Había llovido y una ligera brisa le golpeó en la cara al salir de la oficina. El frio de la noche le vino bien. Necesitaba despejar la mente. Caminó despacio hacia el coche: le apetecía sentir el aire frio en la cara. Las calles estaban vacías. El bullicio del día había dado paso a una inusual tranquilidad. Parecía como si el tiempo se hubiese detenido. Sin coches, sin gente paseando por la amplia avenida que pasaba junto a su oficina. Posiblemente estuviesen todos refugiados en casa, por si volvía a llover. Todo era silencio a su alrededor.
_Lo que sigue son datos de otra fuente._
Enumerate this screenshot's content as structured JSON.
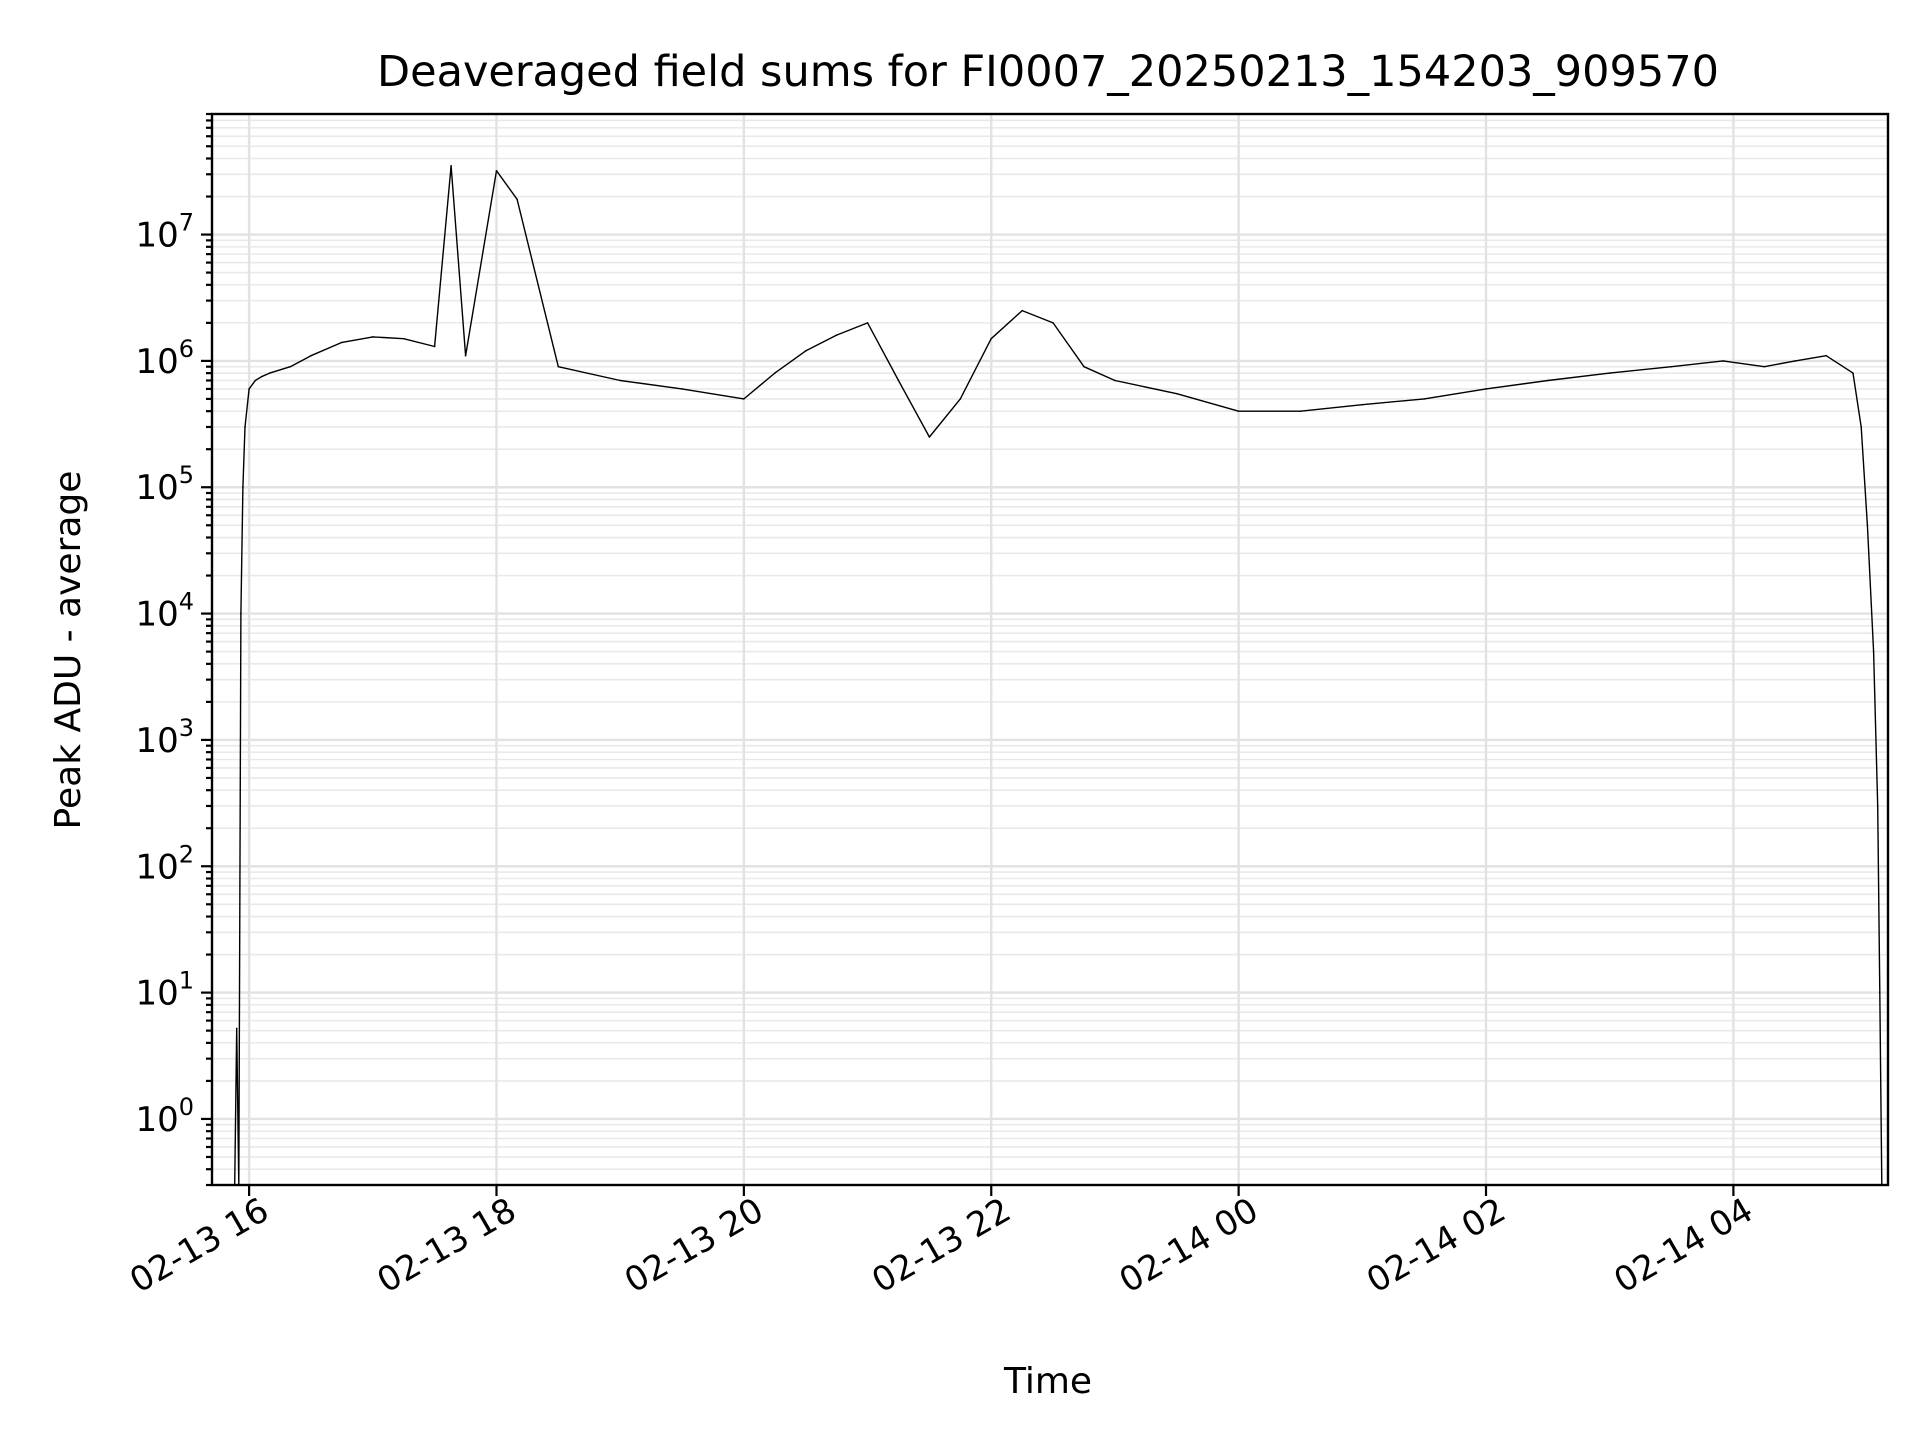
{
  "chart_data": {
    "type": "line",
    "title": "Deaveraged field sums for FI0007_20250213_154203_909570",
    "xlabel": "Time",
    "ylabel": "Peak ADU - average",
    "yscale": "log",
    "ylim": [
      0.3,
      90000000
    ],
    "xlim": [
      "2025-02-13T15:42",
      "2025-02-14T05:15"
    ],
    "x_ticks": [
      {
        "value": "2025-02-13T16:00",
        "label": "02-13 16"
      },
      {
        "value": "2025-02-13T18:00",
        "label": "02-13 18"
      },
      {
        "value": "2025-02-13T20:00",
        "label": "02-13 20"
      },
      {
        "value": "2025-02-13T22:00",
        "label": "02-13 22"
      },
      {
        "value": "2025-02-14T00:00",
        "label": "02-14 00"
      },
      {
        "value": "2025-02-14T02:00",
        "label": "02-14 02"
      },
      {
        "value": "2025-02-14T04:00",
        "label": "02-14 04"
      }
    ],
    "y_ticks": [
      {
        "value": 1,
        "base": "10",
        "exp": "0"
      },
      {
        "value": 10,
        "base": "10",
        "exp": "1"
      },
      {
        "value": 100,
        "base": "10",
        "exp": "2"
      },
      {
        "value": 1000,
        "base": "10",
        "exp": "3"
      },
      {
        "value": 10000,
        "base": "10",
        "exp": "4"
      },
      {
        "value": 100000,
        "base": "10",
        "exp": "5"
      },
      {
        "value": 1000000,
        "base": "10",
        "exp": "6"
      },
      {
        "value": 10000000,
        "base": "10",
        "exp": "7"
      }
    ],
    "grid": true,
    "line_color": "#000000",
    "series": [
      {
        "x": [
          "2025-02-13T15:53",
          "2025-02-13T15:54",
          "2025-02-13T15:55",
          "2025-02-13T15:56",
          "2025-02-13T15:57",
          "2025-02-13T15:58",
          "2025-02-13T16:00",
          "2025-02-13T16:03",
          "2025-02-13T16:06",
          "2025-02-13T16:10",
          "2025-02-13T16:20",
          "2025-02-13T16:30",
          "2025-02-13T16:45",
          "2025-02-13T17:00",
          "2025-02-13T17:15",
          "2025-02-13T17:30",
          "2025-02-13T17:38",
          "2025-02-13T17:45",
          "2025-02-13T18:00",
          "2025-02-13T18:10",
          "2025-02-13T18:30",
          "2025-02-13T19:00",
          "2025-02-13T19:30",
          "2025-02-13T20:00",
          "2025-02-13T20:15",
          "2025-02-13T20:30",
          "2025-02-13T20:45",
          "2025-02-13T21:00",
          "2025-02-13T21:15",
          "2025-02-13T21:30",
          "2025-02-13T21:45",
          "2025-02-13T22:00",
          "2025-02-13T22:15",
          "2025-02-13T22:30",
          "2025-02-13T22:45",
          "2025-02-13T23:00",
          "2025-02-13T23:30",
          "2025-02-14T00:00",
          "2025-02-14T00:30",
          "2025-02-14T01:00",
          "2025-02-14T01:30",
          "2025-02-14T02:00",
          "2025-02-14T02:30",
          "2025-02-14T03:00",
          "2025-02-14T03:30",
          "2025-02-14T03:55",
          "2025-02-14T04:15",
          "2025-02-14T04:30",
          "2025-02-14T04:45",
          "2025-02-14T04:58",
          "2025-02-14T05:02",
          "2025-02-14T05:05",
          "2025-02-14T05:08",
          "2025-02-14T05:10",
          "2025-02-14T05:11",
          "2025-02-14T05:12"
        ],
        "y": [
          0.3,
          5.2,
          0.3,
          10000,
          100000,
          300000,
          600000,
          700000,
          750000,
          800000,
          900000,
          1100000,
          1400000,
          1550000,
          1500000,
          1300000,
          35000000,
          1100000,
          32000000,
          19000000,
          900000,
          700000,
          600000,
          500000,
          800000,
          1200000,
          1600000,
          2000000,
          700000,
          250000,
          500000,
          1500000,
          2500000,
          2000000,
          900000,
          700000,
          550000,
          400000,
          400000,
          450000,
          500000,
          600000,
          700000,
          800000,
          900000,
          1000000,
          900000,
          1000000,
          1100000,
          800000,
          300000,
          50000,
          5000,
          300,
          10,
          0.3
        ]
      }
    ]
  }
}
Al llegar a casa, nadie le esperaba. Al principio no le gustaba, pero, tras dos años viviendo allí, se había acostumbrado a la soledad. En días como ese, le encantaba llegar del trabajo y darse una larga ducha caliente. Después, una cena fría, y se echaría en el sofá a ver una película, o cualquier programa entretenido que pusieran en la televisión. En ocasiones, ya de madrugada, se despertaba, miraba la televisión aún encendida, giraba sobre sí mismo y continuaba durmiendo. No sabía por qué, pero le gustaba dormir allí. Cuando salía más temprano del trabajo, tras la copa de rigor con los compañeros, se escapaba al gimnasio, o iba a correr un rato al campo. Sin embargo, cuando quería estar solo, se sentaba en la playa a contemplar la puesta de sol, hundiendo los pies en la arena. Le encantaba esa sensación, igual que le gustaba caminar descalzo por el jardín de su antigua casa. Ahora vivía en un piso: no le gustaba, aunque se sentía cómodo en él. Bonitas vistas, tranquilo, en una buena zona de la ciudad, pero..., demasiado vacío.
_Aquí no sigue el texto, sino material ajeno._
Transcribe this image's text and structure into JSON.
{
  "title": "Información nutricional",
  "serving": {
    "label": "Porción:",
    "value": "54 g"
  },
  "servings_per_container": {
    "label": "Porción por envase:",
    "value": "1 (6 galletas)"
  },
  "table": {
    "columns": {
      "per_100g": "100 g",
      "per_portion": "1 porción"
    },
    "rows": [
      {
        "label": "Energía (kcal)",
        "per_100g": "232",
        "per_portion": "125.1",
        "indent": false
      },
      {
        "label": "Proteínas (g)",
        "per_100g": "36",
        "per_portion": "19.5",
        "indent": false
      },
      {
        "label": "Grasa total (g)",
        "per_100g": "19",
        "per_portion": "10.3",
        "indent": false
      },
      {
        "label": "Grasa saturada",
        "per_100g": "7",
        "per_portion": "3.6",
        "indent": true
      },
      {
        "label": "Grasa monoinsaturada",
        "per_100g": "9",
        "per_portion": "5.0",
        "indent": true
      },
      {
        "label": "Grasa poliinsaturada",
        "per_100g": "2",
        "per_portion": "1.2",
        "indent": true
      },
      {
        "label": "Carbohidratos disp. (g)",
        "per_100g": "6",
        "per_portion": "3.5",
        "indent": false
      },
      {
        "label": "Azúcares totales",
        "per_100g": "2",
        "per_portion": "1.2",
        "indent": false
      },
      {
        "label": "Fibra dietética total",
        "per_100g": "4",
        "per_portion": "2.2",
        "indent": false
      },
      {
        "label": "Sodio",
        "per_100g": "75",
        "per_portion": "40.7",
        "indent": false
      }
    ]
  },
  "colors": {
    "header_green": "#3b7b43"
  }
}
Aquella noche, el silencio era ensordecedor. Solo escuchaba el silbido del aire colándose por las rendijas de la ventana del lavadero y, a lo lejos, el monótono golpear de las persianas, agitadas por el viento. Dejó el maletín junto a la puerta, echó la llave y, sin pensarlo dos veces, caminó hasta la ducha. Estaba deseando relajarse bajo el agua caliente. Abrió el grifo y reguló la temperatura. Se desnudó y colocó la ropa, perfectamente doblada, sobre la cama. 


No sabía cuánto tiempo llevaba bajo el agua... ¿Cinco? ¿Diez minutos? Quizá más. De repente, le pareció escuchar algo fuera del baño. Una de las ventajas de vivir solo, era que podía dejar la puerta del baño abierta mientras se duchaba. Abrió la cortina de la ducha y escuchó unos instantes. Nada. Solo silencio. Volvió bajo el agua, pero entonces el sonido se hizo más audible. Sonaba más allá del pasillo. Asomó de nuevo la cabeza entre la cortina, y entonces se dio cuenta de que había luz en el salón. Era una luz tenue y blanquecina, que parecía moverse en la oscuridad. ¿Acaso había encendido alguna luz en el salón al llegar? No. Estaba seguro de ello. Su rutina era la misma cada día, desde hacía dos años. Pero, entonces, ¿qué era aquella luz?